Несколько дней он прожил в Гончарах. Потом поехал в родную деревню: «набраться сил», как он сам сказал.
Но сил не прибавилось. Жилось Воробью трудно: перебивался «с хлеба на квас» случайными заработками. И вдобавок постоянно прибаливал, ссутулившись, натужно кашлял.
Но сегодня будто повеселел.
В зал вошли какие-то незнакомые господа. Степенно переговариваясь, двинулись вдоль рядов картин.
Алексей с Воробьем, не сговариваясь, отошли в сторонку, словно желая показать, что они здесь уже ни при чем; они свое слово сказали, теперь дело за теми, кто пришел сюда: оценить, понять, почувствовать…
Выставки в особняке с колоннами теперь проводились ежегодно. К этому успели привыкнуть. Их ждали, с каждым разом они собирали все большее число посетителей. Классы Училища были в ту пору единственной картинной галереей в Москве.

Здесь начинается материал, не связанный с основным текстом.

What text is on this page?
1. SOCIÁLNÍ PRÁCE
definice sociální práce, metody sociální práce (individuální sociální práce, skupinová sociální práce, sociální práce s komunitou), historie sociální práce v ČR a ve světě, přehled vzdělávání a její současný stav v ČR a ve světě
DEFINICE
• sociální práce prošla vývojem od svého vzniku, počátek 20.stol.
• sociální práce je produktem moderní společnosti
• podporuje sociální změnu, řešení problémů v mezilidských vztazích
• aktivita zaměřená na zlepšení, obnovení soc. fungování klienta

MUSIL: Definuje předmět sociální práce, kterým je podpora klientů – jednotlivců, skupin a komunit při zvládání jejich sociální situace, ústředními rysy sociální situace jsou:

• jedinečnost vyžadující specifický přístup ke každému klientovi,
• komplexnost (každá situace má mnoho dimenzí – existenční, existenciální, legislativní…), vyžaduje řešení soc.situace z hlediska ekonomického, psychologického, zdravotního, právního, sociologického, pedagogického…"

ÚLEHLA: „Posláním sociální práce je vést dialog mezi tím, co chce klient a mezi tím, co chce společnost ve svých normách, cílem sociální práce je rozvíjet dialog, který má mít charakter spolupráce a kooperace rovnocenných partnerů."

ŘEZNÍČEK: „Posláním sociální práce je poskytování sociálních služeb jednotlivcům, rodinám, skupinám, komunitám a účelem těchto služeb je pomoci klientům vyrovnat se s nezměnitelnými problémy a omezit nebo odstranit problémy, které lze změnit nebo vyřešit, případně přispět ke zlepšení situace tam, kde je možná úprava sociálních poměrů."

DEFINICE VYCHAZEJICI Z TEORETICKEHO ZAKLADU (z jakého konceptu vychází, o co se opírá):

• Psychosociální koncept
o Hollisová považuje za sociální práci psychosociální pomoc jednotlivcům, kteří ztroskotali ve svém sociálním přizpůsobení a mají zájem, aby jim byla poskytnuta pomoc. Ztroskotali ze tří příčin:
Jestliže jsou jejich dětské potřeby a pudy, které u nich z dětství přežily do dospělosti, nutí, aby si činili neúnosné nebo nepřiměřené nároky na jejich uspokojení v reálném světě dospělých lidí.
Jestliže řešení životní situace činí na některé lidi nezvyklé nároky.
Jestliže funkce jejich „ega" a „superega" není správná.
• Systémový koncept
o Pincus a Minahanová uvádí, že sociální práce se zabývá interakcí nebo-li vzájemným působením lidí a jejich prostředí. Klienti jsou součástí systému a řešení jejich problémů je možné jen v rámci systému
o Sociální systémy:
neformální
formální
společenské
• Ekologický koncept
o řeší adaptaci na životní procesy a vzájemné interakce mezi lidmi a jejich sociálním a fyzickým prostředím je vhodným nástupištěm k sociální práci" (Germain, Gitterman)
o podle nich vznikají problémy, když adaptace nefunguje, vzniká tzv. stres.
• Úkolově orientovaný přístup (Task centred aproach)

На вернисажах Училища заметное место занимали произведения иностранных художников и отечественных живописцев, придерживающихся старой, «академической» манеры письма.
Но наряду с ними от выставки к выставке все больше появлялось полотен, на которых изображались картины русской жизни, ландшафты родной земли. Их авторами были в основном московские художники и воспитанники Училища живописи.

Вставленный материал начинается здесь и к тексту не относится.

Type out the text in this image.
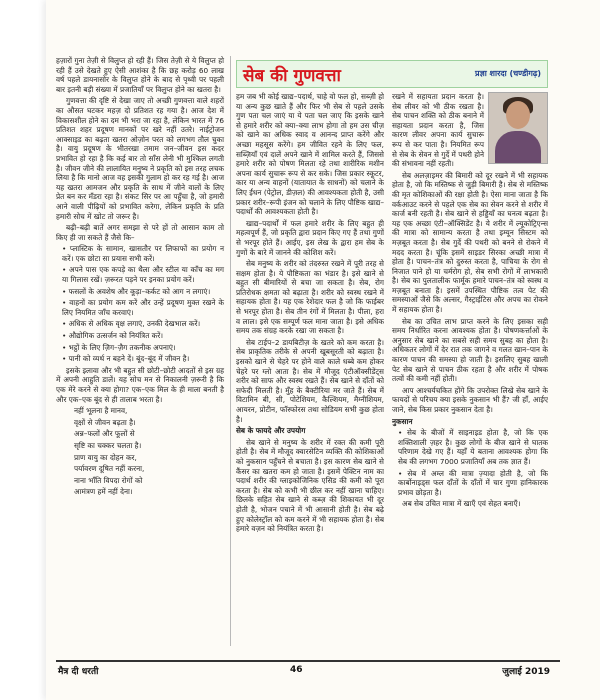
हज़ारों गुना तेज़ी से विलुप्त हो रही हैं। जिस तेज़ी से ये विलुप्त हो रही हैं उसे देखते हुए ऐसी आशंका है कि छह करोड़ 60 लाख वर्ष पहले डायनासोर के विलुप्त होने के बाद से पृथ्वी पर पहली बार इतनी बड़ी संख्या में प्रजातियाँ पर विलुप्त होने का खतरा है।

गुणवत्ता की दृष्टि से देखा जाए तो अच्छी गुणवत्ता वाले शहरों का औसत घटकर महज़ दो प्रतिशत रह गया है। आज देश में विकासशील होने का दम भी भरा जा रहा है, लेकिन भारत में 76 प्रतिशत शहर प्रदूषण मानकों पर खरे नहीं उतरे। नाईट्रोजन आक्साइड का बढ़ता खतरा ओज़ोन परत को लगभग तौल चुका है। वायु प्रदूषण के भीतरखा तमाम जन–जीवन इस कदर प्रभावित हो रहा है कि कई बार तो साँस लेनी भी मुश्किल लगती है। जीवन जीने की लालायित मनुष्य ने प्रकृति को इस तरह लचक लिया है कि मानो आज वह इसकी गुलाम हो कर रह गई है। आज यह खतरा आमजन और प्रकृति के साथ में जीने वालों के लिए प्रेत बन कर मँडरा रहा है। संकट सिर पर आ पहुँचा है, जो हमारी आने वाली पीढ़ियों को प्रभावित करेगा, लेकिन प्रकृति के प्रति हमारी सोच में खोट तो जरूर है।

बढ़ी–बढ़ी बातें अगर समझा से परे हों तो आसान काम तो किए ही जा सकते हैं जैसे कि–

• प्लास्टिक के सामान, खासतौर पर लिफाफों का प्रयोग न करें। एक छोटा सा प्रयास सभी करें।

• अपने पास एक कपड़े का थैला और स्टील या काँच का मग या गिलास रखें। ज़रूरत पड़ने पर इनका प्रयोग करें।

• फसलों के अवशेष और कूड़ा–कर्कट को आग न लगाएं।

• वाहनों का प्रयोग कम करें और उन्हें प्रदूषण मुक्त रखने के लिए नियमित जाँच करवाएं।

• अधिक से अधिक वृक्ष लगाएं, उनकी देखभाल करें।

• औद्योगिक उत्सर्जन को नियंत्रित करें।

• भट्ठों के लिए ज़िग–ज़ैग तकनीक अपनाएं।

• पानी को व्यर्थ न बहने दें। बूंद–बूंद में जीवन है।

इसके इलावा और भी बहुत सी छोटी–छोटी आदतों से इस ग्रह में अपनी आहुति डालें। यह सोच मन से निकालनी ज़रूरी है कि एक मेरे करने से क्या होगा? एक–एक मिल के ही माला बनती है और एक–एक बूंद से ही तालाब भरता है।

नहीं भूलना है मानव,

वृक्षों से जीवन बढ़ता है।

अन्न–फलों और फूलों से

सृष्टि का चक्कर चलता है।

प्राण वायु का दोहन कर,

पर्यावरण दूषित नहीं करना,

नाना भाँति विपदा रोगों को

आमंत्रण हमें नहीं देना।

सेब की गुणवत्ता	प्रज्ञा शारदा (चण्डीगढ़)

हम जब भी कोई खाद्य–पदार्थ, चाहे वो फल हो, सब्ज़ी हो या अन्य कुछ खाते हैं और फिर भी सेब से पहले उसके गुण पता चल जाएं या ये पता चल जाए कि इसके खाने से हमारे शरीर को क्या–क्या लाभ होगा तो हम उस चीज़ को खाने का अधिक स्वाद व आनन्द प्राप्त करेंगे और अच्छा महसूस करेंगे। हम जीवित रहने के लिए फल, सब्ज़ियाँ एवं दालें अपने खाने में शामिल करते हैं, जिससे हमारे शरीर को पोषण मिलता रहे तथा शारीरिक मशीन अपना कार्य सुचारू रूप से कर सके। जिस प्रकार स्कूटर, कार या अन्य वाहनों (यातायात के साधनों) को चलाने के लिए ईंधन (पेट्रोल, डीज़ल) की आवश्यकता होती है, उसी प्रकार शरीर–रूपी इंजन को चलाने के लिए पौष्टिक खाद्य–पदार्थों की आवश्यकता होती है।

खाद्य–पदार्थों में फल हमारे शरीर के लिए बहुत ही महत्वपूर्ण हैं, जो प्रकृति द्वारा प्रदान किए गए हैं तथा गुणों से भरपूर होते हैं। आईए, इस लेख के द्वारा हम सेब के गुणों के बारे में जानने की कोशिश करें।

सेब मनुष्य के शरीर को तंदरुस्त रखने में पूरी तरह से सक्षम होता है। ये पौष्टिकता का भंडार है। इसे खाने से बहुत सी बीमारियों से बचा जा सकता है। सेब, रोग प्रतिरोधक क्षमता को बढ़ाता है। शरीर को स्वस्थ रखने में सहायक होता है। यह एक रेशेदार फल है जो कि फाईबर से भरपूर होता है। सेब तीन रंगों में मिलता है। पीला, हरा व लाल। इसे एक सम्पूर्ण फल माना जाता है। इसे अधिक समय तक संग्रह करके रखा जा सकता है।

सेब टाईप–2 डायबिटीज़ के खतरे को कम करता है। सेब प्राकृतिक तरीके से अपनी खूबसूरती को बढ़ाता है। इसको खाने से चेहरे पर होने वाले काले धब्बे कम होकर चेहरे पर ग्लो आता है। सेब में मौजूद एंटीऑक्सीडेंट्स शरीर को साफ और स्वस्थ रखते हैं। सेब खाने से दाँतों को सफेदी मिलती है। मुँह के बैक्टीरिया मर जाते हैं। सेब में विटामिन बी, सी, पोटेशियम, कैल्शियम, मैग्नीशियम, आयरन, प्रोटीन, फॉस्फोरस तथा सोडियम सभी कुछ होता है।

सेब के फायदे और उपयोग

सेब खाने से मनुष्य के शरीर में रक्त की कमी पूरी होती है। सेब में मौजूद क्वारसेटिन व्यक्ति की कोशिकाओं को नुकसान पहुँचने से बचाता है। इस कारण सेब खाने से कैंसर का खतरा कम हो जाता है। इसमें पेक्टिन नाम का पदार्थ शरीर की ग्लाइकोजिनिक एसिड की कमी को पूरा करता है। सेब को कभी भी छील कर नहीं खाना चाहिए। छिलके सहित सेब खाने से कब्ज़ की शिकायत भी दूर होती है, भोजन पचाने में भी आसानी होती है। सेब बढ़े हुए कोलेस्ट्रॉल को कम करने में भी सहायक होता है। सेब हमारे वज़न को नियंत्रित करता है।

रखने में सहायता प्रदान करता है। सेब लीवर को भी ठीक रखता है। सेब पाचन शक्ति को ठीक बनाने में सहायता प्रदान करता है, जिस कारण लीवर अपना कार्य सुचारू रूप से कर पाता है। नियमित रूप से सेब के सेवन से गुर्दे में पथरी होने की संभावना नहीं रहती।

सेब अलज़ाइमर की बिमारी को दूर रखने में भी सहायक होता है, जो कि मस्तिष्क से जुड़ी बिमारी है। सेब से मस्तिष्क की मृत कोशिकाओं की रक्षा होती है। ऐसा माना जाता है कि वर्कआउट करने से पहले एक सेब का सेवन करने से शरीर में कार्ज बनी रहती है। सेब खाने से हड्डियाँ का घनत्व बढ़ता है। यह एक अच्छा एंटी–ऑक्सिडेंट है। ये शरीर में ल्यूकोट्रिएन्स की मात्रा को सामान्य करता है तथा इम्यून सिस्टम को मज़बूत करता है। सेब गुर्दे की पथरी को बनने से रोकने में मदद करता है। चूंकि इसमें साइडर सिरका अच्छी मात्रा में होता है। पाचन–तंत्र को दुरुस्त करता है, पाचिया के रोग से निजात पाने हो या चर्मरोग हो, सेब सभी रोगों में लाभकारी है। सेब का पुलतालीक फार्मूक हमारे पाचन–तंत्र को स्वस्थ व मज़बूत बनाता है। इसमें उपस्थित पौष्टिक तत्व पेट की समस्याओं जैसे कि अल्सर, गैस्ट्राईटिस और अपच का रोकने में सहायक होता है।

सेब का उचित लाभ प्राप्त करने के लिए इसका सही समय निर्धारित करना आवश्यक होता है। पोषणकर्त्ताओं के अनुसार सेब खाने का सबसे सही समय सुबह का होता है। अधिकतर लोगों में देर रात तक जागने व गलत खान–पान के कारण पाचन की समस्या हो जाती है। इसलिए सुबह खाली पेट सेब खाने से पाचन ठीक रहता है और शरीर में पोषक तत्वों की कमी नहीं होती।

आप आश्चर्यचकित होंगे कि उपरोक्त लिखे सेब खाने के फायदों से परिचय क्या इसके नुकसान भी हैं? जी हाँ, आईए जाने, सेब किस प्रकार नुकसान देता है।

नुकसान

• सेब के बीजों में साइनाइड होता है, जो कि एक शक्तिशाली ज़हर है। कुछ लोगों के बीज खाने से घातक परिणाम देखे गए हैं। यहाँ ये बताना आवश्यक होगा कि सेब की लगभग 7000 प्रजातियाँ अब तक ज्ञात हैं।

• सेब में अम्ल की मात्रा ज़्यादा होती है, जो कि कार्बोनाइड्स फल दाँतों के दाँतों में चार गुणा हानिकारक प्रभाव छोड़ता है।

अब सेब उचित मात्रा में खाएँ एवं सेहत बनाएँ।

मैत्र दी धरती	46	जुलाई 2019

Рабус всегда поощрял в своих учениках интерес к изображению русской природы. А молодые художники, хотя и выходили на самостоятельную дорогу, обычно не порывали связи с Училищем.

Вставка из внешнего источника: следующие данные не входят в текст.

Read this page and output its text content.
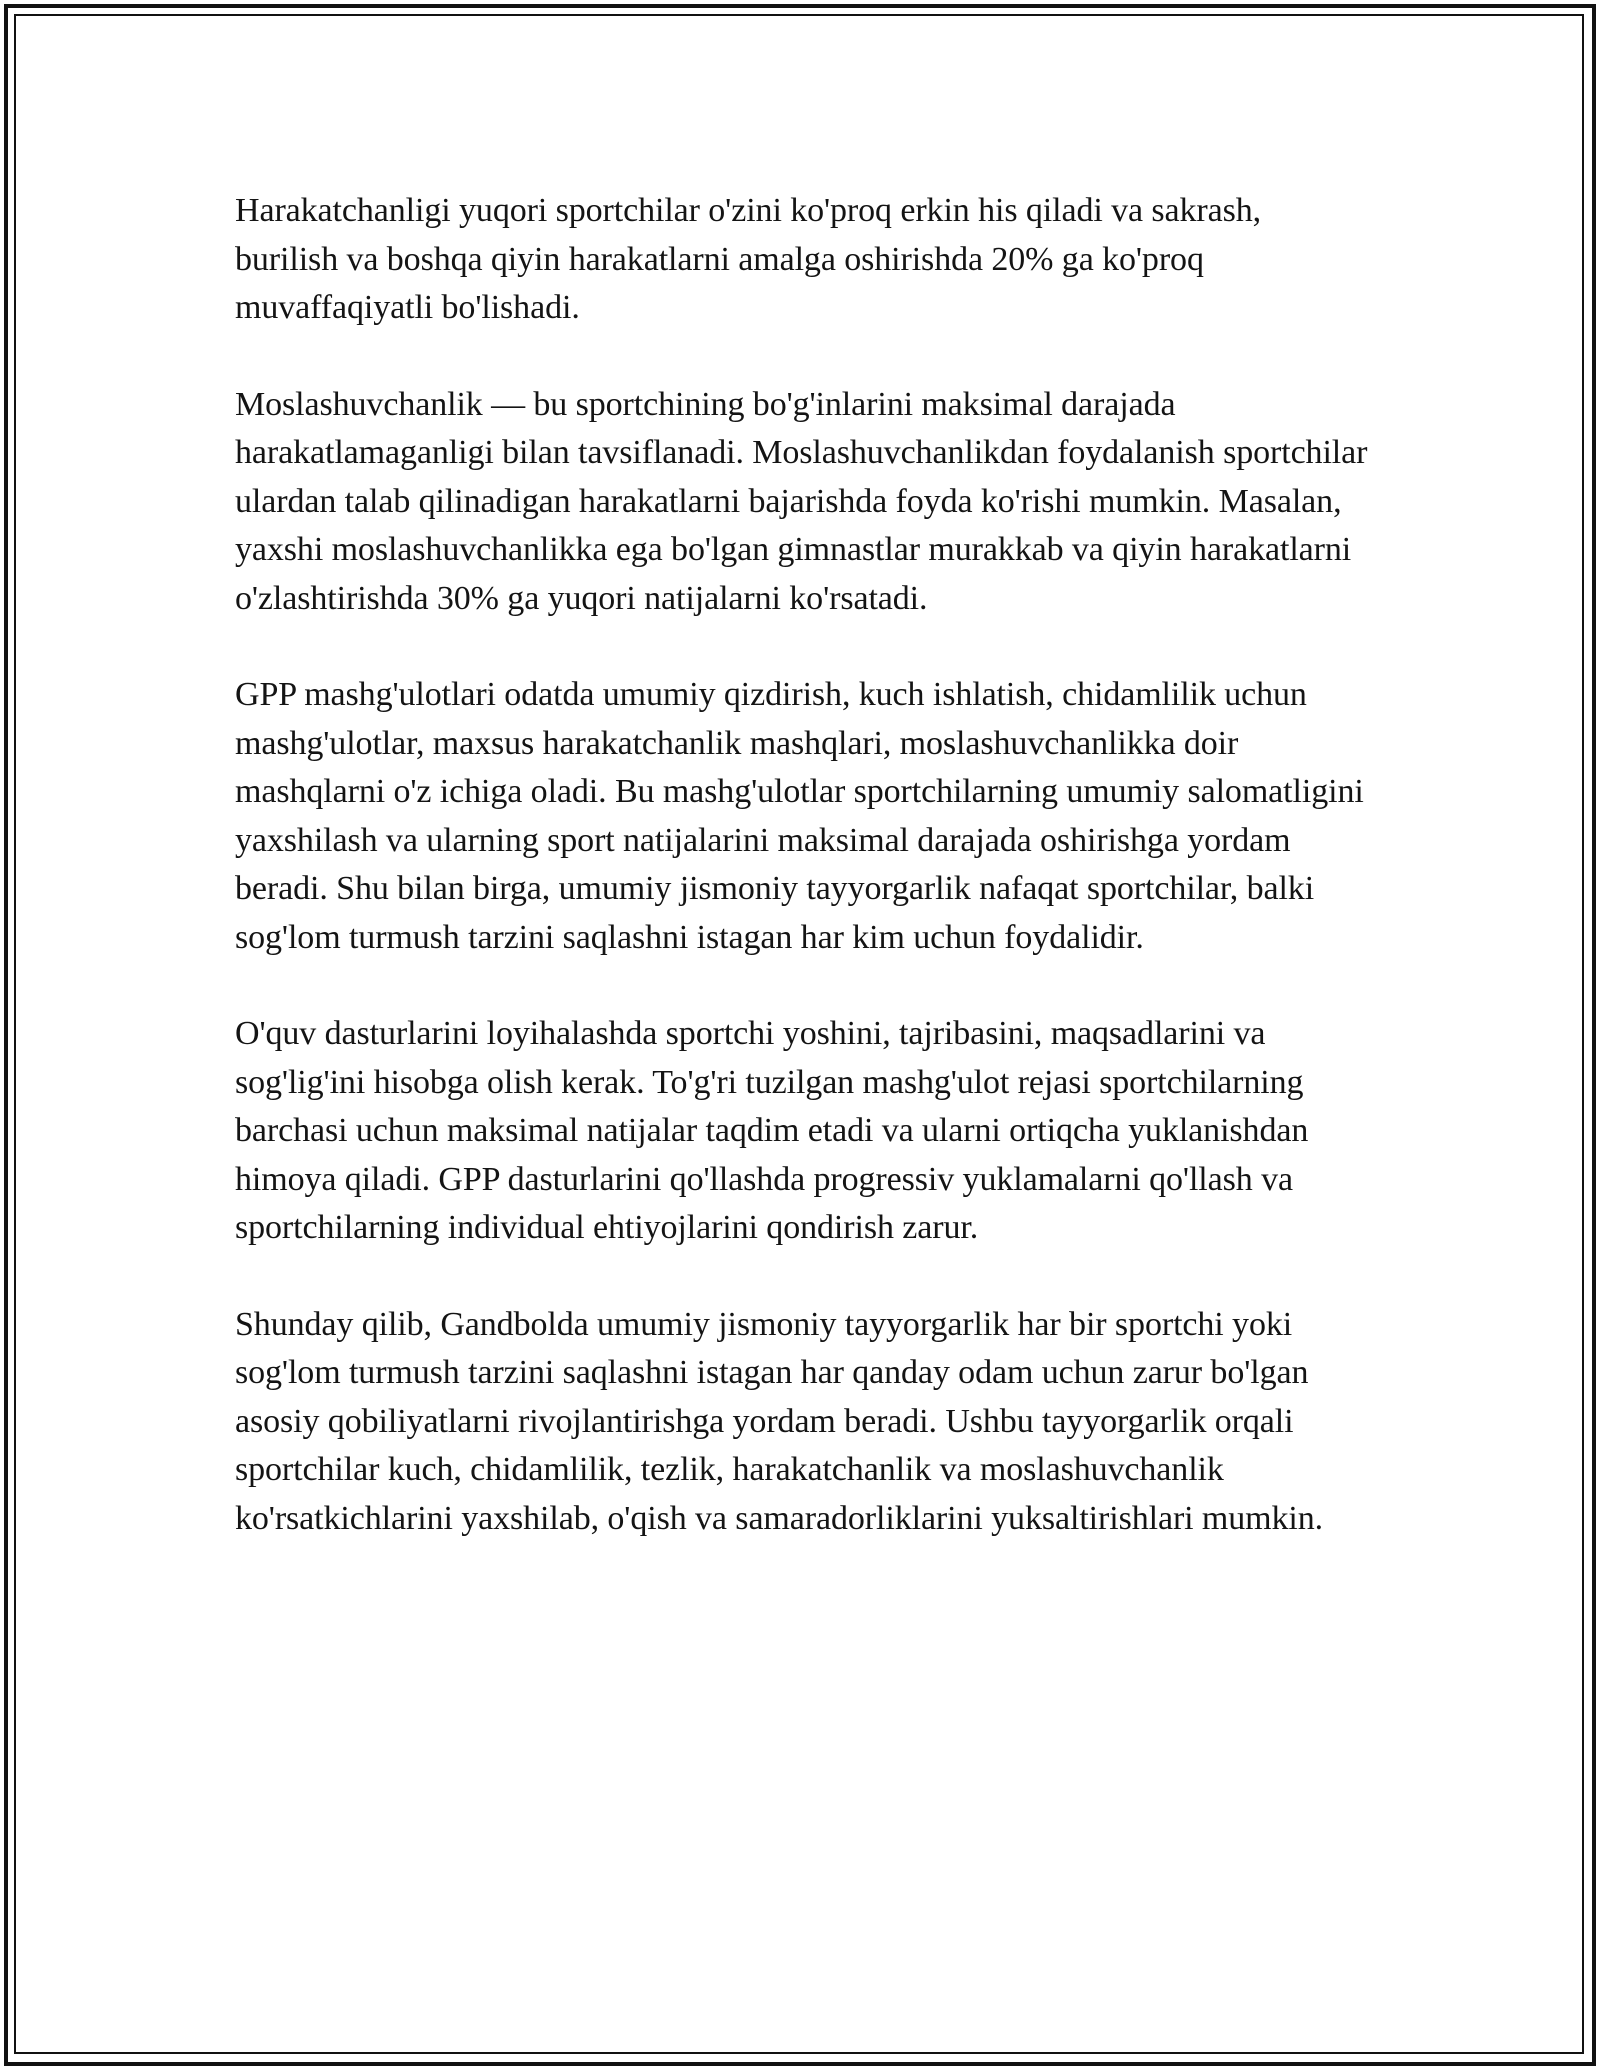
Harakatchanligi yuqori sportchilar o'zini ko'proq erkin his qiladi va sakrash, burilish va boshqa qiyin harakatlarni amalga oshirishda 20% ga ko'proq muvaffaqiyatli bo'lishadi.

Moslashuvchanlik — bu sportchining bo'g'inlarini maksimal darajada harakatlamaganligi bilan tavsiflanadi. Moslashuvchanlikdan foydalanish sportchilar ulardan talab qilinadigan harakatlarni bajarishda foyda ko'rishi mumkin. Masalan, yaxshi moslashuvchanlikka ega bo'lgan gimnastlar murakkab va qiyin harakatlarni o'zlashtirishda 30% ga yuqori natijalarni ko'rsatadi.

GPP mashg'ulotlari odatda umumiy qizdirish, kuch ishlatish, chidamlilik uchun mashg'ulotlar, maxsus harakatchanlik mashqlari, moslashuvchanlikka doir mashqlarni o'z ichiga oladi. Bu mashg'ulotlar sportchilarning umumiy salomatligini yaxshilash va ularning sport natijalarini maksimal darajada oshirishga yordam beradi. Shu bilan birga, umumiy jismoniy tayyorgarlik nafaqat sportchilar, balki sog'lom turmush tarzini saqlashni istagan har kim uchun foydalidir.

O'quv dasturlarini loyihalashda sportchi yoshini, tajribasini, maqsadlarini va sog'lig'ini hisobga olish kerak. To'g'ri tuzilgan mashg'ulot rejasi sportchilarning barchasi uchun maksimal natijalar taqdim etadi va ularni ortiqcha yuklanishdan himoya qiladi. GPP dasturlarini qo'llashda progressiv yuklamalarni qo'llash va sportchilarning individual ehtiyojlarini qondirish zarur.

Shunday qilib, Gandbolda umumiy jismoniy tayyorgarlik har bir sportchi yoki sog'lom turmush tarzini saqlashni istagan har qanday odam uchun zarur bo'lgan asosiy qobiliyatlarni rivojlantirishga yordam beradi. Ushbu tayyorgarlik orqali sportchilar kuch, chidamlilik, tezlik, harakatchanlik va moslashuvchanlik ko'rsatkichlarini yaxshilab, o'qish va samaradorliklarini yuksaltirishlari mumkin.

Саврасов и после получения аттестата продолжал посещать пейзажный класс.
На лестнице послышались чьи-то голоса. Алексей обернулся.
— Ждешь кого? — спросил Воробей.
— Константин с сестрами собирались прийти. Да вот дождь…
— Придут. И прошлый раз на открытие дождь зарядил. А все явились.
Прошлогодняя выставка действительно пользовалась большим успехом. За двадцать дней на ней перебывало множество самых разных посетителей: просто любителей живописи и состоятельных «попечителей искусств». Почти все картины учеников и молодых художников были распроданы.
Среди пейзажей, пожалуй, наибольший успех выпал на долю полотна Саврасова «Вид на Кремль от Крымского моста в ненастную погоду». Две трети холста занимают мятущиеся облака. Вдалеке розовато-дымчатый силуэт Кремля. А на первом плане молодая женщина — торопливо идет, спешит укрыться от грозы.
Картину не только хвалили добрейший Карл Иванович и придирчивый Воробей. «Вид на Кремль» был отмечен в печати, в статье о выставке, помещенной в «Москвитянине».
Алексей узнал об этой статье в доме Герца. Зашел на минутку, а его торжественно усадили за стол. Костя раскрыл журнал и начал читать. Каждое доброе слово по адресу Саврасова прерывалось смешливыми восклицаниями Эрнестины или уважительными замечаниями Софи: «Смотрите, как о вас пишут!» Из-за этой разноголосицы Алексей с трудом понимал, что там написано в пухлом журнале. А то, что улавливал, казалось, было сказано не о нем и не о его картине.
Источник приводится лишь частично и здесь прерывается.